Performances of XAEM depend on multiple samples for updating the design matrix X, so it is desirable to make XAEM more robust against sample heterogeneity. We can do this by extending the model to allow multiple X matrices within each gene (CRP); for example, we can start with a clustering step to the samples, and assign one X for each cluster. Theoretically, distinct X matrices should produce distinct vector spaces, and these are likely learnable from the observed count data. Developing such an extension is a worthy project, but beyond the scope of the current paper. For now, in practice we recommend the use of the algorithm in batches of reasonably homogenous samples such as the same tissue or cancer type.

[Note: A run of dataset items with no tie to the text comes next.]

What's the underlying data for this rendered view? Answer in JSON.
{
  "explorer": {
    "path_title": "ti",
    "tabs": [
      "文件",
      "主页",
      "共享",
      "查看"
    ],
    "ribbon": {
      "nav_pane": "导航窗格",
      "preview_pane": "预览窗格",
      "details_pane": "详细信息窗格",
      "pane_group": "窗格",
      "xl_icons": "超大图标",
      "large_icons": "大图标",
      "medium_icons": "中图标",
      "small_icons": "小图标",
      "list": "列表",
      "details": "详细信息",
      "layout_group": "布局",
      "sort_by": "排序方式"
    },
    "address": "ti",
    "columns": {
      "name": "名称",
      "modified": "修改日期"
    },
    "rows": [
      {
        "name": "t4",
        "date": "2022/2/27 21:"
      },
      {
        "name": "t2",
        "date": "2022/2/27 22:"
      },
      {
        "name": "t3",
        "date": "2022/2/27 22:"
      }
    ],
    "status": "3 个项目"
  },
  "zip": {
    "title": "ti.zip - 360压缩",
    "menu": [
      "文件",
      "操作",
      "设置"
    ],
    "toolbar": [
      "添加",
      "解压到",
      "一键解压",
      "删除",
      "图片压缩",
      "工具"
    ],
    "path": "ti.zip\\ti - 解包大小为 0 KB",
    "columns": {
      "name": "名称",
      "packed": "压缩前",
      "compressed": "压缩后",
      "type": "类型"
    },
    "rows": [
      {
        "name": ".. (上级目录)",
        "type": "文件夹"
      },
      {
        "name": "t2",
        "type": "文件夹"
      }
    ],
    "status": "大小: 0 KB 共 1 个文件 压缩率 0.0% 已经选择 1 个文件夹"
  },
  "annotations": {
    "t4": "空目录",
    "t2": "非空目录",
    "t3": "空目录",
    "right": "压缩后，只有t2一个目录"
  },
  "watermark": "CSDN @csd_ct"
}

In summary, we have introduced XAEM, an efficient and accurate method to estimate isoform expression from multiple RNA-seq samples. Compared with other competing methods, XAEM achieves better performance in estimation accuracy and rediscovery rate of DE isoform from RNA-seq data.

Funding

This work is partially supported by funding from the Swedish Cancer Fonden, the Swedish Research Council (VR), the Swedish Foundation for Strategic Research (SSF) and China Scholarship Council (CSC).

Conflict of Interest: none declared.